Tidak menyentuh akar penyebabnya. Ini adalah permasalahan yang sering terjadi dalam mengambil keputusan yang berkenaan dengan kebijakan publik. Akibatnya solusi yang ditawarkan tidak komprehensif, bersifat parsial, dan jangka pendek. Kemacetan lalu lintas di DKI terjadi karena volume kendaraan yang luar biasa banyaknya, jauh melebihi daya dukung normal jalanan yang ada, akibat mobilitas manusia - terutama dari sekitar pinggiran Jakarta - yang hendak melakukan aktivitas di Jakarta. Dari kata-kata “mobilitas manusia” ini saja sudah terbayangkan beberapa akar penyebab yang domainnya lebih makro, baik dalam skala wilayah (daerah) maupun skala nasional.

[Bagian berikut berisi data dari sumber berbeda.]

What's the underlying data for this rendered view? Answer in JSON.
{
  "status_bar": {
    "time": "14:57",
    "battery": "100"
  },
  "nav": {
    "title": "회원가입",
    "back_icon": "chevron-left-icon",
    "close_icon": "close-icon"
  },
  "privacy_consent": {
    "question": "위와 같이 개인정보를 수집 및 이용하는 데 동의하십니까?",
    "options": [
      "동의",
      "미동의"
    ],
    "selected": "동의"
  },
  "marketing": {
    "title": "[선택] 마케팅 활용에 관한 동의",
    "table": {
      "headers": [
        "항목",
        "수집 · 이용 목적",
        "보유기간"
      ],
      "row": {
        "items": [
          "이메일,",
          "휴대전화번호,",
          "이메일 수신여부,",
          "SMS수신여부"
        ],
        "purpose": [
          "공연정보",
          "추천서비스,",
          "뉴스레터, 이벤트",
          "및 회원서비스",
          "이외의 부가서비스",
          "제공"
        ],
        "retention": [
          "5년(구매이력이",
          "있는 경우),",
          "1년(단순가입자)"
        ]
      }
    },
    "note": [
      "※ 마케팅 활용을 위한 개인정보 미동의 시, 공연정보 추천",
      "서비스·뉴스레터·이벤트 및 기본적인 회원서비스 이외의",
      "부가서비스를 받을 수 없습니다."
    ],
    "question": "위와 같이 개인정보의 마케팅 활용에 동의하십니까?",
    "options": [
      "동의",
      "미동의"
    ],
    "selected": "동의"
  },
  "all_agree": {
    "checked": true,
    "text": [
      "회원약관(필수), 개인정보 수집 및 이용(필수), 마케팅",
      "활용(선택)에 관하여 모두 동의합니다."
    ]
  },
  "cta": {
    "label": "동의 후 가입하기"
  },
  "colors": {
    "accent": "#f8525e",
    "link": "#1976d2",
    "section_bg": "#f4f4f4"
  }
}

Dalam skala daerah hal yang perlu dibenahi adalah sistem manajemen transportasi publik, yaitu bagaimana caranya agar orang-orang mau beralih ke angkutan umum. Sedangkan dalam skala nasional adalah bagaimana caranya agar kawasan Jakarta tidak jadi semakin padat. Saat ini Jakarta tidak hanya sebagai pusat pemerintahan, tetapi juga pusat perkantoran, sentra ekonomi, dan pusat transaksi keuangan. Konon 60% dari jumlah uang yang beredar di Indonesia ada di Jakarta. Jakarta memang memiliki magnet yang luar biasa. Hingga saat ini sektor swasta yang bidang usahanya berbasiskan sumber daya alampun berkantor pusat di Jakarta, sementara lahannya nun jauh disana di pelosok daerah lain. Andai transaksi bisnis dan perkantoran bisa lebih dialokasikan ke daerah-daerah, maka kepadatan di Jakarta dapat direm.

Pola pikir “berbanding lurus”. Kalau menunda keberangkatan 30 menit, akan tiba di tempat tujuan lebih lambat 30 menit. Kalau mempercepat keberangkatan 30 menit, akan tiba di tempat tujuan 30 menit lebih awal. Padahal kenyataannya tidak demikian. Menunda keberangkatan 30 menit, mungkin tiba di tujuan 2 jam lebih lambat. Sebaliknya, mempercepat keberangkatan 30 menit, mungkin tiba di tujuan satu jam lebih awal. Jadi tidak selamanya mengikuti pola berbanding lurus. Berbagai peristiwa sebab-akibat pada umumnya memang tidak berbanding lurus.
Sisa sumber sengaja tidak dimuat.